Promettere leggi speciali durante le campagne elettorali delle grandi città d´arte italiane è, insomma, uno degli sport preferiti da Berlusconi (comunque, meno dannoso di altri suoi svaghi prediletti…). Che queste promesse non vengano mantenute è poi altrettanto automatico. Nel caso di Roma dopo il 2008, attenzione, anche con un sindaco di centrodestra.
Ci pensino bene allora gli elettori e le elettrici di Napoli, a cui in questi giorni vengono fatte promesse del tutto analoghe a quelle propinate ai cittadini di Roma, di Firenze e di Venezia. Anche i napoletani d´altronde, come i veneziani, conoscono bene i segreti dell´arte teatrale.
Piuttosto, Berlusconi e il suo candidato a sindaco di Napoli dovrebbero rispondere a una semplice domanda: perché questi interventi non vengono regolati con semplici decreti di attuazione della legge 42 del 2009 sul federalismo fiscale?

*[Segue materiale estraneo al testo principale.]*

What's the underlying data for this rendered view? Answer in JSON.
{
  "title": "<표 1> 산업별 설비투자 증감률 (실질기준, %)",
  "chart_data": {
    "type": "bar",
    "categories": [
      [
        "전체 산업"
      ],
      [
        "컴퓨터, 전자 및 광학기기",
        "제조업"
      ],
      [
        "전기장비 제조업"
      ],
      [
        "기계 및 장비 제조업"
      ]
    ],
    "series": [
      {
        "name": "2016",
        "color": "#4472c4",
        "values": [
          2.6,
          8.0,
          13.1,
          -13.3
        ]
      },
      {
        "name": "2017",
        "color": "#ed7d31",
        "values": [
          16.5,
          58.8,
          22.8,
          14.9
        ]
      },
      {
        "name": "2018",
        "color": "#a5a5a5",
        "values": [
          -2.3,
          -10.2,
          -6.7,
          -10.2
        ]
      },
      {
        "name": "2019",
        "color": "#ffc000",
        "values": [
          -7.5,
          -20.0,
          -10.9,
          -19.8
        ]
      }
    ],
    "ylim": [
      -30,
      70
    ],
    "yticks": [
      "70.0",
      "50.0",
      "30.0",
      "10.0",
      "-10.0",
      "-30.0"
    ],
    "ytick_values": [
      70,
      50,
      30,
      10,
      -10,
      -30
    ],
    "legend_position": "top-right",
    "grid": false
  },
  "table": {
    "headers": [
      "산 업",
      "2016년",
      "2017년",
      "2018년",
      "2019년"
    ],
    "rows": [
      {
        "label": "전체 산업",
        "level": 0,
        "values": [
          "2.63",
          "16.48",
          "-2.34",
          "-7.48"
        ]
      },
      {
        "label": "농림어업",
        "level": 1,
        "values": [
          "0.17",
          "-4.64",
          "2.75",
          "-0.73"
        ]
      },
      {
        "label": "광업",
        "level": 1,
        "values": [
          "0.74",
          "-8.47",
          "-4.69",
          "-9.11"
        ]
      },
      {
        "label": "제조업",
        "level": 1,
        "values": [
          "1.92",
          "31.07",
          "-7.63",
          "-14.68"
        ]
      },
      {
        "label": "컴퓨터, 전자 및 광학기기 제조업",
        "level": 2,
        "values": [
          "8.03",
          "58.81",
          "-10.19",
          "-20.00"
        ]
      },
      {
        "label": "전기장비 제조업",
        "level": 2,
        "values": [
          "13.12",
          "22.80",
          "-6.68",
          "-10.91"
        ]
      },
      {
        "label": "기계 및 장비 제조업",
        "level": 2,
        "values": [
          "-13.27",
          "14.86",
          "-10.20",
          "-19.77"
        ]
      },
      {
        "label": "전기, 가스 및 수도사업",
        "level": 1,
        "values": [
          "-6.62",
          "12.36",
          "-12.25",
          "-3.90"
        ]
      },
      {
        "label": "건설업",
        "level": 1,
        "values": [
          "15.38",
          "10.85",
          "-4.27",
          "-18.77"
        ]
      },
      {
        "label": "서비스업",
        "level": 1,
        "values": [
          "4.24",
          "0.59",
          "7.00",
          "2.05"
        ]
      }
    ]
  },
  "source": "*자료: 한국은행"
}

Da alcuni mesi il Governo sforna decreti attuativi del federalismo fiscale a rotta di collo, per l´evidente preoccupazione della Lega Nord che una crisi politica o la fine della legislatura possano interrompere la realizzazione di uno dei progetti che le sta più a cuore. Questa legislazione affrettata e compulsiva sta generando numerosi pasticci, soprattutto sul fronte della riforma della finanza comunale.

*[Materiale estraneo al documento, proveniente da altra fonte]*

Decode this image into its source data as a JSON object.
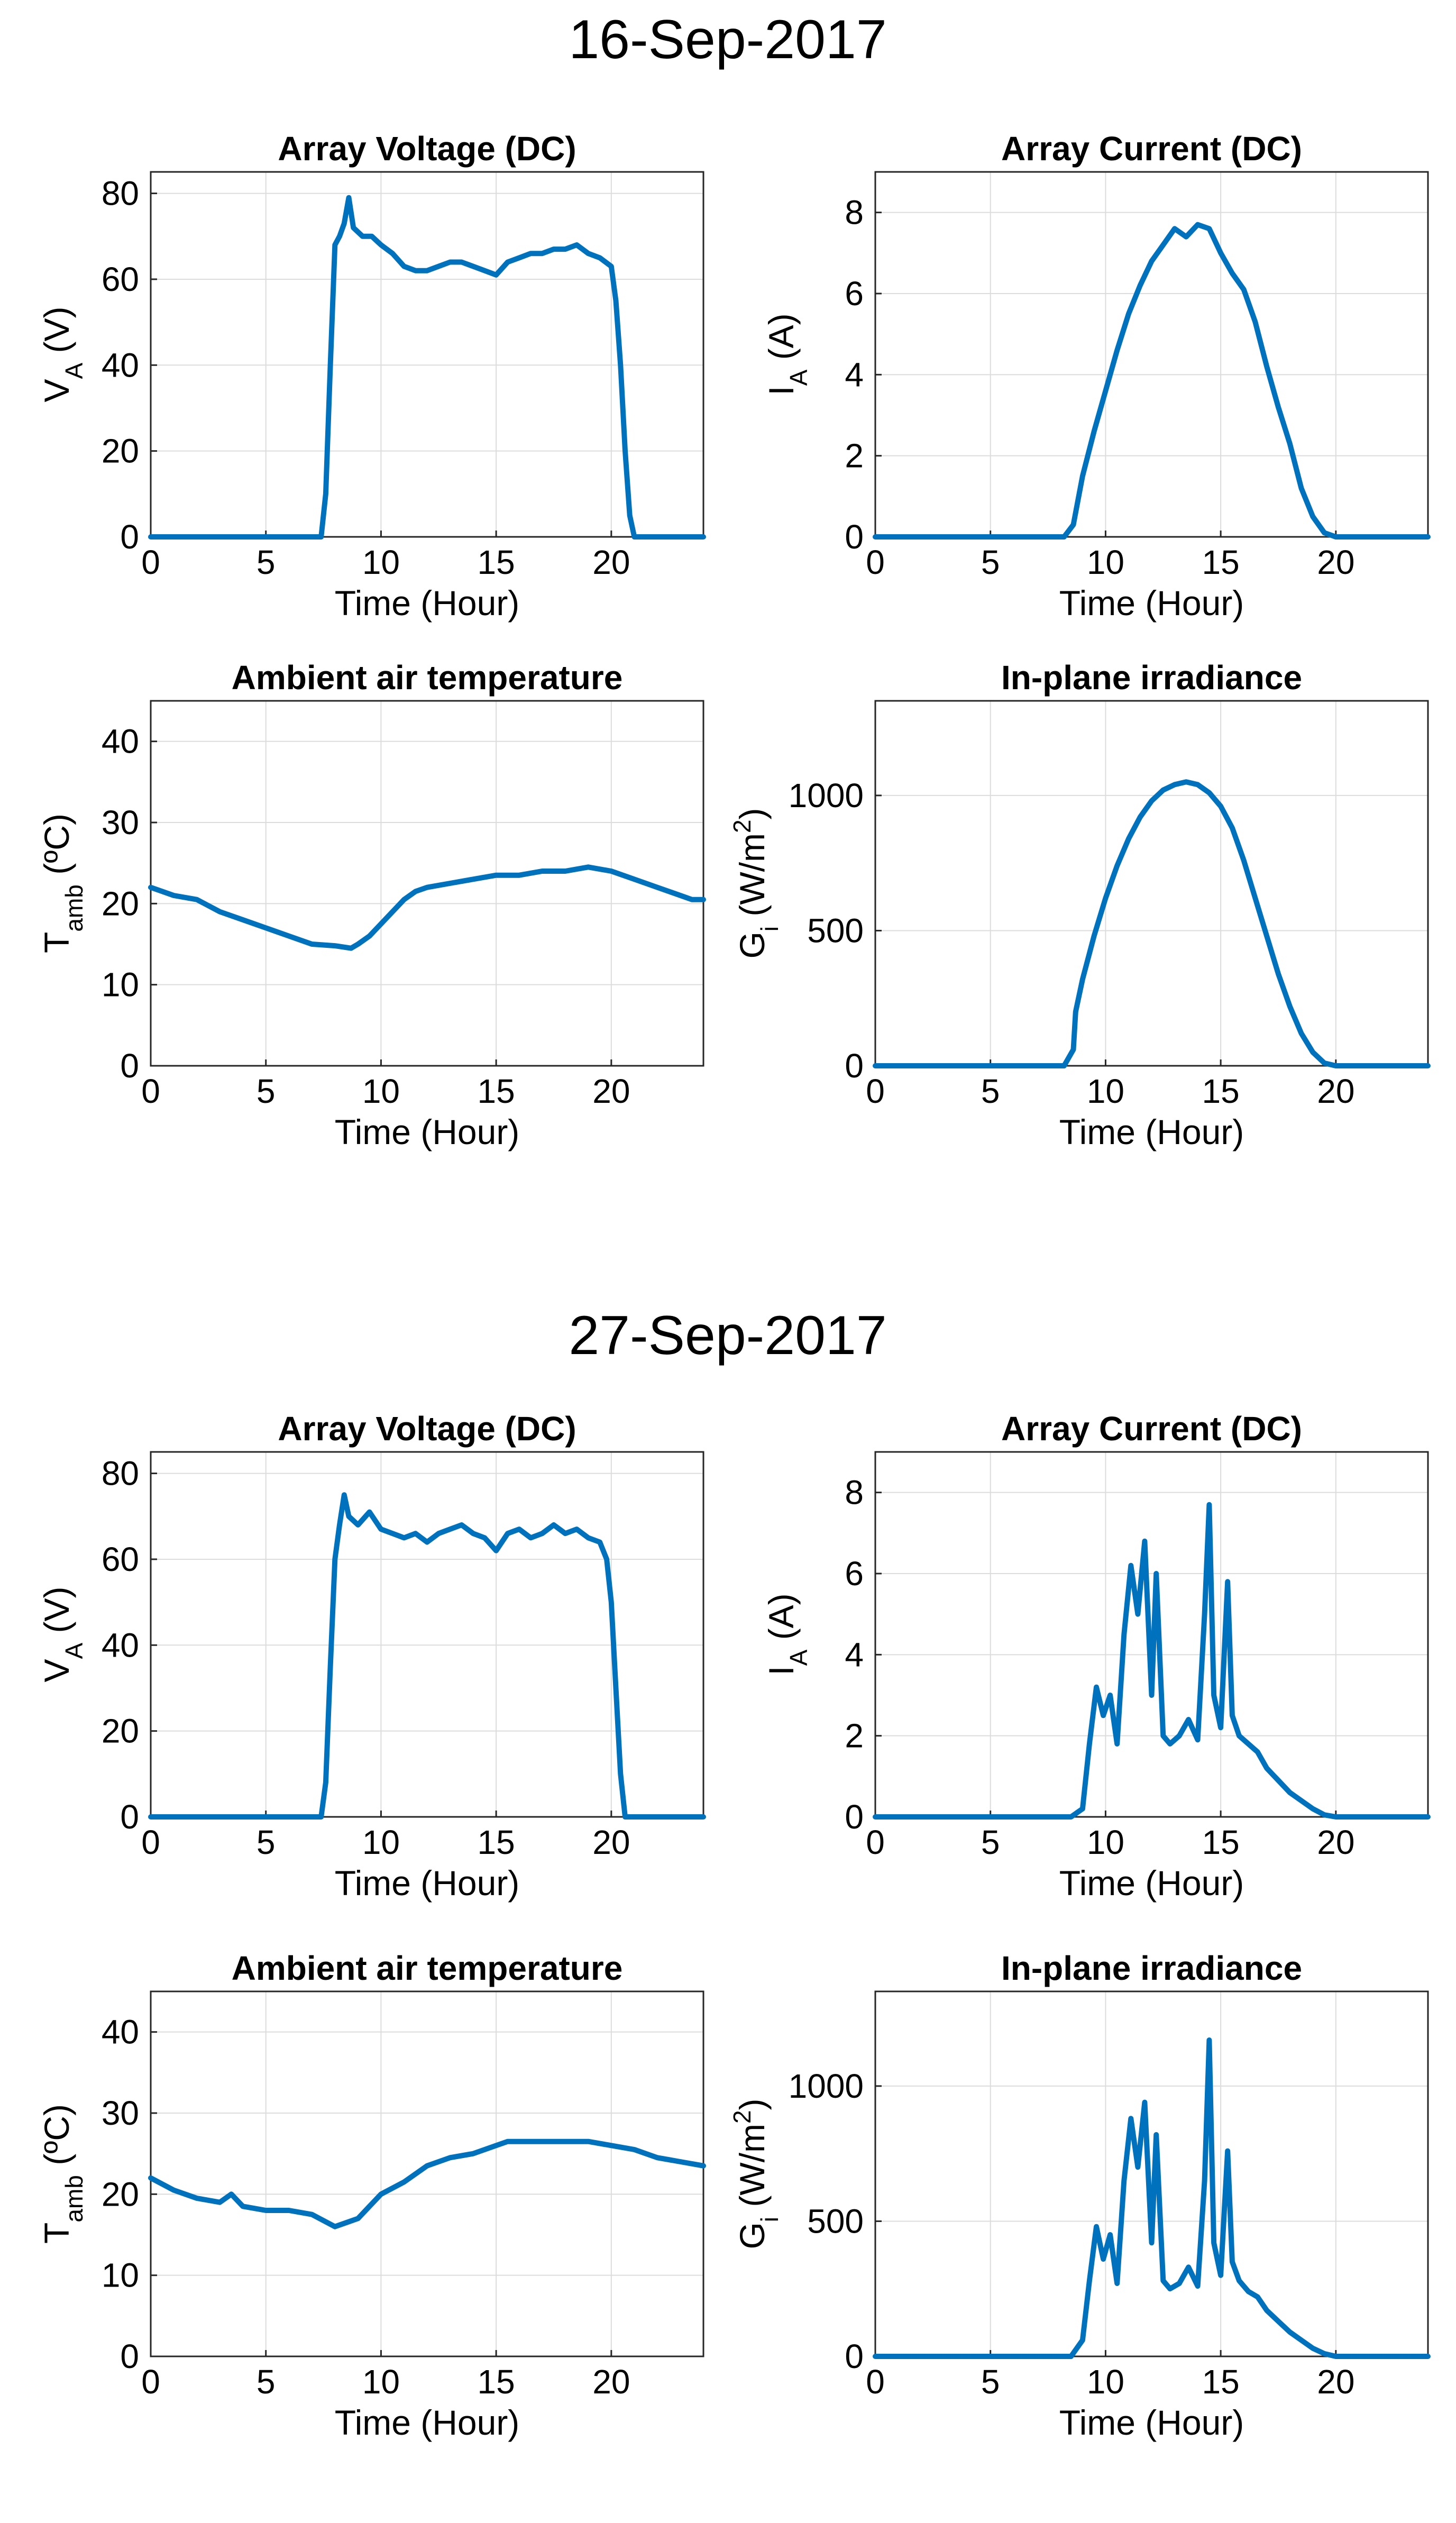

In ogni caso, proprio la legge 42 prevede che possano essere emanati decreti legislativi per "specifiche realtà territoriali, con particolare riguardo alla realtà socio-economica, al deficit infrastrutturale, ai diritti della persona, alla collocazione geografica degli enti, alla loro prossimità al confine con altri Stati o con regioni a statuto speciale, ai territori montani e alle isole minori, all´esigenza di tutela del patrimonio storico e artistico, ai fini della promozione dello sviluppo economico e sociale" (lettera c, comma 1, articolo 16).
La nuova grammatica istituzionale del federalismo, insomma, non contempla più leggi speciali, ma "interventi speciali" nell´ambito di quanto previsto dal quinto comma dell´articolo 119 della Costituzione. Se davvero Berlusconi avesse voluto fare un "intervento speciale" per Napoli, sarebbe bastato impegnare Calderoli a portare in Parlamento, per il previsto parere della commissione bicamerale per l´attuazione del federalismo, un apposito decreto legislativo. Non solo ciò non è avvenuto, ma non è neppure previsto in base alla programmazione dei futuri decreti annunciati dal governo (si veda, ad esempio, quanto dichiarato da Calderoli il 19 aprile in commissione bicamerale in sede di verifica dello stato di attuazione della legge 42).
Dopo Roma, Firenze e Venezia, insomma, anche a Napoli le bugie di Berlusconi hanno le gambe cortissime.